I am trying to pull data from a website: https://transtats.bts.gov/PREZIP/
I am interested in downloading the datasets named Origin_and_Destination_Survey_DB1BMarket_1993_1.zip to Origin_and_Destination_Survey_DB1BMarket_2021_3.zip
For this I am trying to automate and put the url in a loop
# dates of all files
year_quarter_comb <- crossing(year = 1993:2021, quarter = 1:4) %>%
mutate(year_quarter_comb = str_c(year, "_", quarter)) %>%
pull(year_quarter_comb)
# download all files
for(year_quarter in year_quarter_comb){
get_BTS_data(str_glue("https://transtats.bts.gov/PREZIP/Origin_and_Destination_Survey_DB1BMarket_", year_quarter, ".zip"))
}
What I was wondering is how I can exclude 2021 quarter 4 since the data for this is not available yet. Also is there a better way to automate the task? I was thinking of matching by "DB1BMarket" but R is actually case-sensitive.
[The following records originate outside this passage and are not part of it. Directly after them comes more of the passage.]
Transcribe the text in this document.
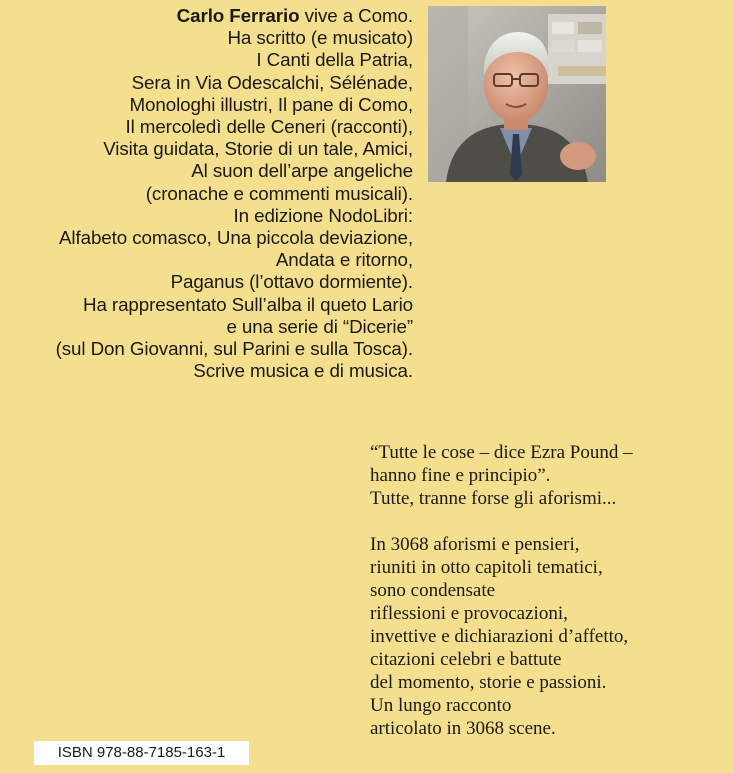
Carlo Ferrario vive a Como.
Ha scritto (e musicato)
I Canti della Patria,
Sera in Via Odescalchi, Sélénade,
Monologhi illustri, Il pane di Como,
Il mercoledì delle Ceneri (racconti),
Visita guidata, Storie di un tale, Amici,
Al suon dell’arpe angeliche
(cronache e commenti musicali).
In edizione NodoLibri:
Alfabeto comasco, Una piccola deviazione,
Andata e ritorno,
Paganus (l’ottavo dormiente).
Ha rappresentato Sull’alba il queto Lario
e una serie di “Dicerie”
(sul Don Giovanni, sul Parini e sulla Tosca).
Scrive musica e di musica.
“Tutte le cose – dice Ezra Pound –
hanno fine e principio”.
Tutte, tranne forse gli aforismi...
In 3068 aforismi e pensieri,
riuniti in otto capitoli tematici,
sono condensate
riflessioni e provocazioni,
invettive e dichiarazioni d’affetto,
citazioni celebri e battute
del momento, storie e passioni.
Un lungo racconto
articolato in 3068 scene.
ISBN 978-88-7185-163-1
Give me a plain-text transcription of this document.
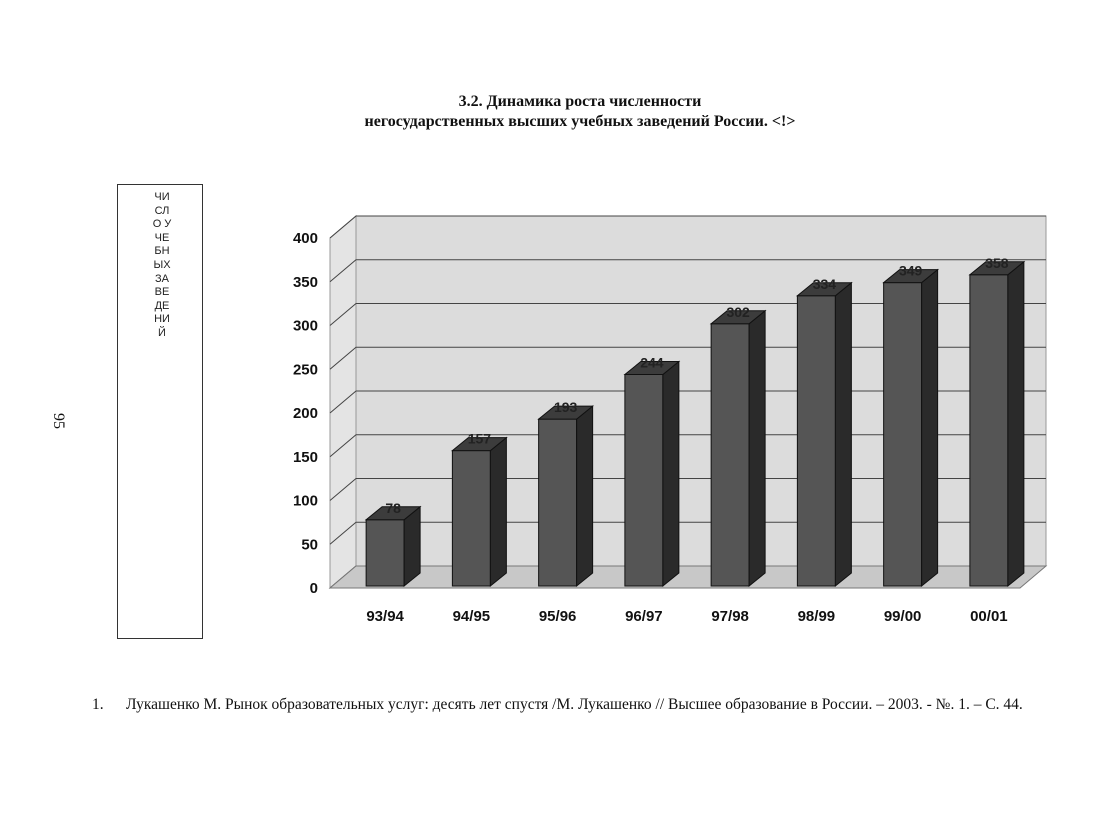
3.2. Динамика роста численности
негосударственных высших учебных заведений России. <!>
95
ЧИСЛО УЧЕБНЫХ ЗАВЕДЕНИЙ
78
157
193
244
302
334
349	358
0
50
100
150
200
250
300
350
400
93/94	94/95	95/96	96/97	97/98	98/99	99/00	00/01
1. Лукашенко М. Рынок образовательных услуг: десять лет спустя /М. Лукашенко // Высшее образование в России. – 2003. - №. 1. – С. 44.
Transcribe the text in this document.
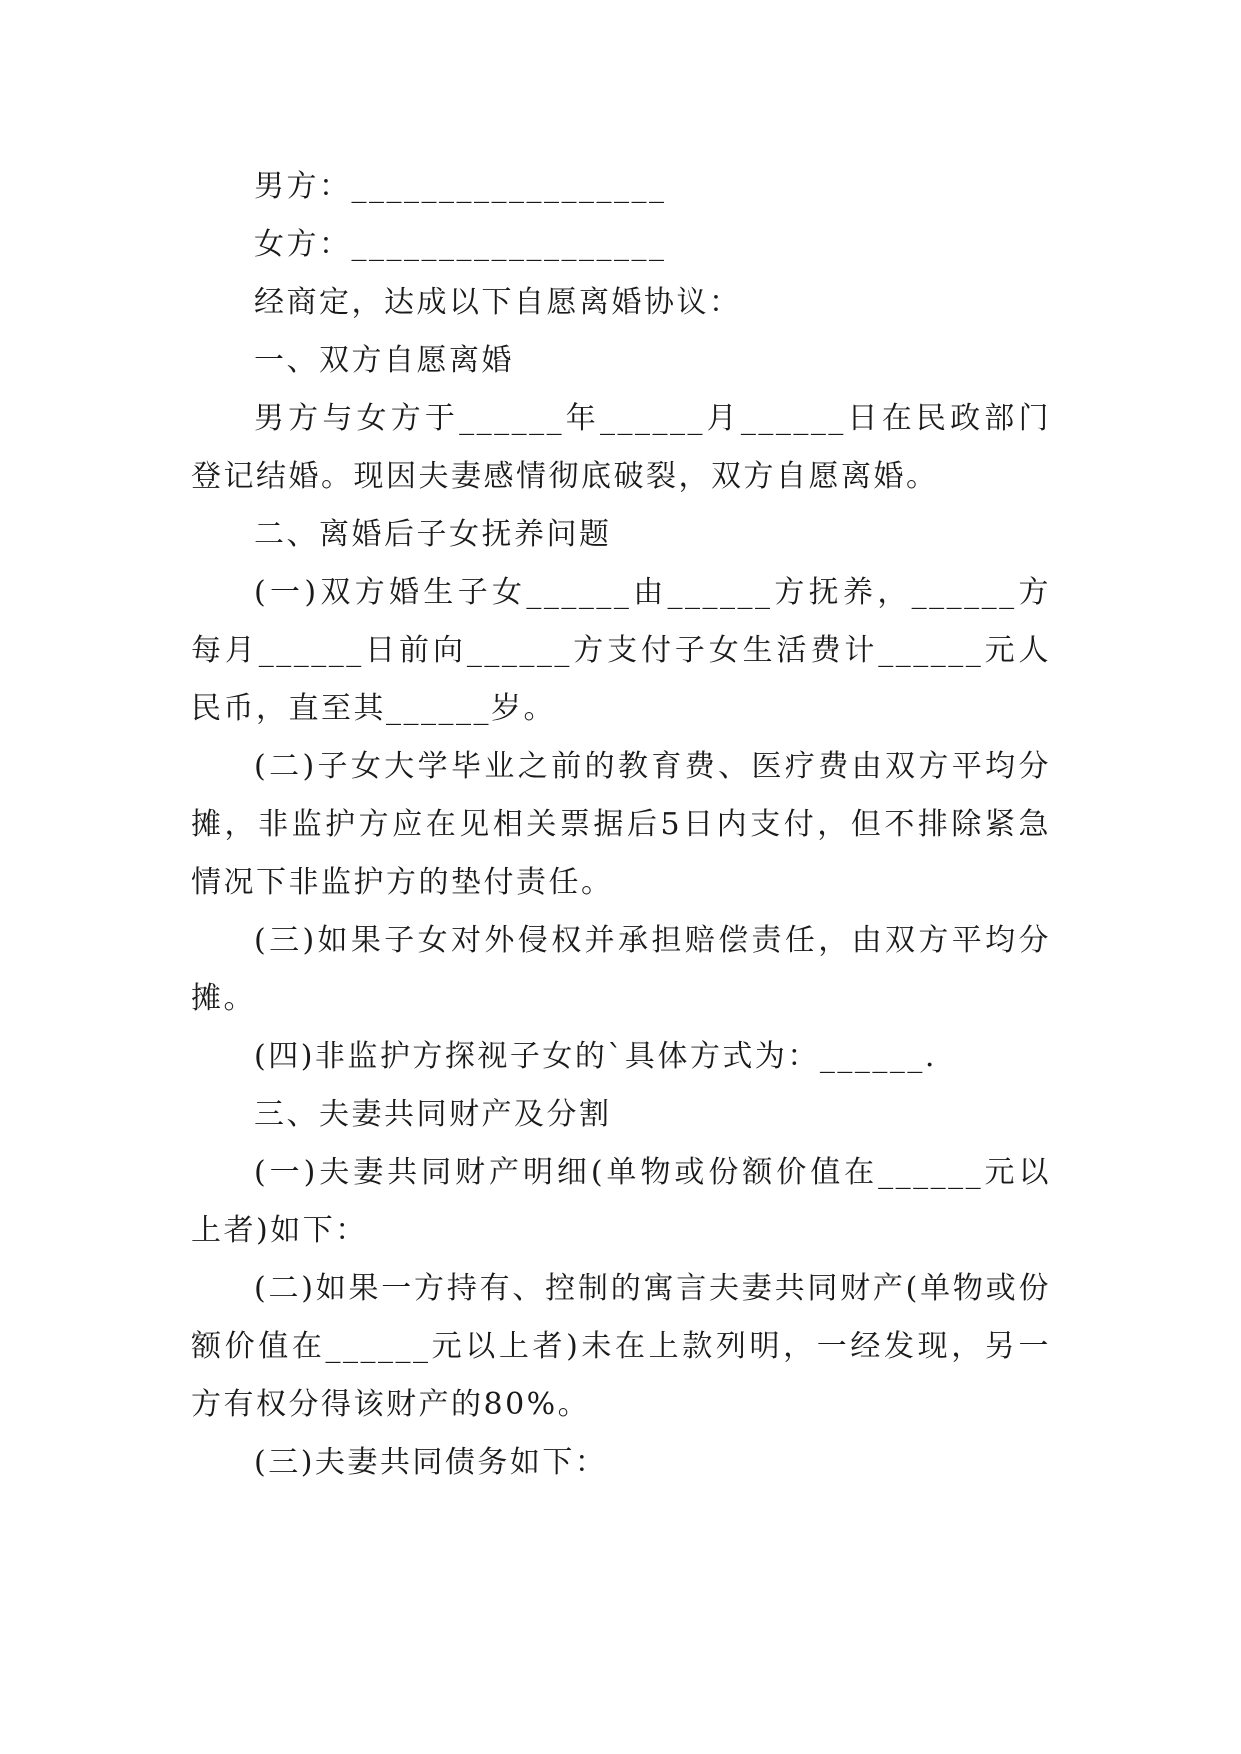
男方：__________________

女方：__________________

经商定，达成以下自愿离婚协议：

一、双方自愿离婚

男方与女方于______年______月______日在民政部门登记结婚。现因夫妻感情彻底破裂，双方自愿离婚。

二、离婚后子女抚养问题

(一)双方婚生子女______由______方抚养，______方每月______日前向______方支付子女生活费计______元人民币，直至其______岁。

(二)子女大学毕业之前的教育费、医疗费由双方平均分摊，非监护方应在见相关票据后5日内支付，但不排除紧急情况下非监护方的垫付责任。

(三)如果子女对外侵权并承担赔偿责任，由双方平均分摊。

(四)非监护方探视子女的`具体方式为：______.

三、夫妻共同财产及分割

(一)夫妻共同财产明细(单物或份额价值在______元以上者)如下：

(二)如果一方持有、控制的寓言夫妻共同财产(单物或份额价值在______元以上者)未在上款列明，一经发现，另一方有权分得该财产的80%。

(三)夫妻共同债务如下：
The names for certain dates change to "DB1BMARKET"
I can use this year_quarter_comb[-c(116)] to remove 2021_4 from the output:

EDIT: I was actually trying to download the files into a specific folder with these set of codes:
path_to_local <- "whatever location" # this is the folder where the raw data is stored.
# download data from BTS
get_BTS_data <- function(BTS_url) {
# INPUT: URL for the zip file with the data
# OUTPUT: NULL (this just downloads the data)
# store the download in the path_to_local folder
# down_file <- str_glue(path_to_local, "QCEW_Hawaii_", BLS_url %>% str_sub(34) %>% str_replace_all("/", "_"))
down_file <- str_glue(path_to_local, fs::path_file(BTS_url))
# download data to folder
QCEW_files <- BTS_url %>%
# download file
curl::curl_download(down_file)
}
EDIT2:
I edited the codes a little from the answer below and it runs:
url <- "http://transtats.bts.gov/PREZIP"
content <- read_html(url)
file_paths <- content %>%
html_nodes("a") %>%
html_attr("href")
origin_destination_paths <-
file_paths[grepl("DB1BM", file_paths)]
base_url <- "https://transtats.bts.gov"
origin_destination_urls <-
paste0(base_url, origin_destination_paths)
h <- new_handle()
handle_setopt(h, ssl_verifyhost = 0, ssl_verifypeer=0)
lapply(origin_destination_urls, function(x) {
tmp_file <- tempfile()
curl_download(x, tmp_file, handle = h)
unzip(tmp_file, overwrite = F, exdir = "airfare data")
})
It takes a while to download these datasets as the files are quite large. It downloaded files until 2007_2 but then I got an error with the curl connection dropping out.